Revolutions End II and The Memory Wall

The 2011 ITRS report for the first time uses the terms, "ultimate Silicon scaling" and "Beyond CMOS". The definitive industry report is highlighting for us that the end of the Silicon Revolution is in sight, but that won't be the end of the whole story. Engineers are very clever people and will find ways to keep the electronics revolution moving along, albeit at a much gentler pace.

In 2001, the ITRS report noted that CPU's would be hitting a Power Wall, they'd need to forgoe performance (frequency) to fit within a constrained power envelope. Within 2 years, Intel was shipping multi-core CPU's. Herb Sutter wrote about this in "The Free Lunch is Over".

In the coming 2011 ITRS report, they write explicitly about "Solving the Memory Wall".
Since 1987 and the Pentium IV, CPU clock frequency (also 'cycle time') has been increasing faster than DRAM cycle times: by roughly 40% per year. (7%/year for DRAM and ~50%/year for CPU chip freq.)

This is neatly solved, by trading latency for bandwidth, with caches.
The total memory bandwidth needs for multi-core CPU's doesn't just scale with the chip frequency (5%/year growth), but with the total number of cores accessing the cache (number of cores grow at approx 40%/year).
Cache optimisation, the maximisation of cache "hit ratio", requires the largest cache possible. Hence Intel now has 3 levels of cache, with the "last level cache" being shared globally (amongst all cores).

The upshot of this is simple: to maintain good cache hit-ratios, cache size has to scale with the total demand for memory access. i.e.  N-cores * chip freq.
To avoid excessive processor 'stall', waiting for the cache to be filled from RAM, the hit-ratio has to increase as the speed differential increases. An increased chip frequency requires a faster average memory access time.
So the scaling of cache size is: ( N-cores  ) * (chip freq)²

The upshot is:
cache memory has grown to dominate CPU chip layout and will only increase.
But it's a little worse than that...
The capacity growth of DRAM has slowed to a doubling every 3-4 years.
In 2005, the ITRS report for the first time dropped DRAM as its "reference technology node", replacing it with Flash memory and CPU's.

DRAM capacity growth is falling behind total CPU chip memory demands.
Amdahl posited another law for "Balanced Systems": that each MIP required 1MB of memory.

Another complicating factor is bandwidth limitations for "off-chip" transfers - including memory.
This is called "the Pin Bottleneck" (because external connections are notionally by 'pins' on the chip packaging).
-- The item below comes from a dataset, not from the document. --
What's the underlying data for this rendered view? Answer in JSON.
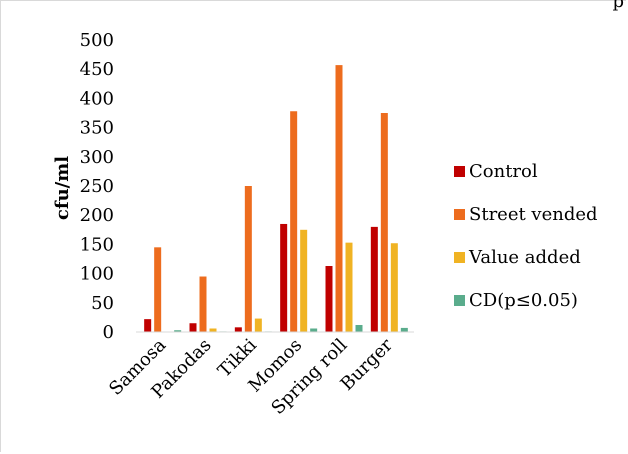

I haven't chased down the growth pattern of off-chip pins. The 2011 ITRS design report discusses it, along with the Memory Wall, as a limiting factor and a challenge to be solved.

As CPU memory demand, the modern version of "MIPS", increases, system memory sizes must similarly scale or the system becomes memory limited. Which isn't a show-stopper in itself, because we invented Virtual Memory (VM) quite some time back to "impedance match" application memory demands for with available physical memory.

The next performance roadblock is VM system performance, or VM paging rates.
VM systems have typically used Hard Disk (HDD) as their "backing store", but whilst the capacity has grown faster than any other system component (doubling every year since ~1990), latency, seek and transfer times have risen comparatively slowly. Falling, relatively, behind CPU cycle times and memory demands by 50%/year (??).

For systems using HDD as their VM backing store, throughput will be adversely affected, even constrained, by the increasing RAM deficit.

There is one bright point in all this, Flash Memory has been doubling in capacity as fast as CPU memory demand, and increasing in both speed (latency) and bandwidth.

So much so, that there are credible projects to create VM systems tailored to Flash.

So our commodity CPU's are evolving to look very similar to David Patterson's iRAM (Intelligent RAM) - a single chip with RAM and processing cores.

Just how the chip manufacturers respond is the "$64-billion question".

Perhaps we should be reconsidering Herb Sutters' thesis:
Programmers have to embrace parallel programming and learn to create large, reliable systems with it to exploit future hardware evolution.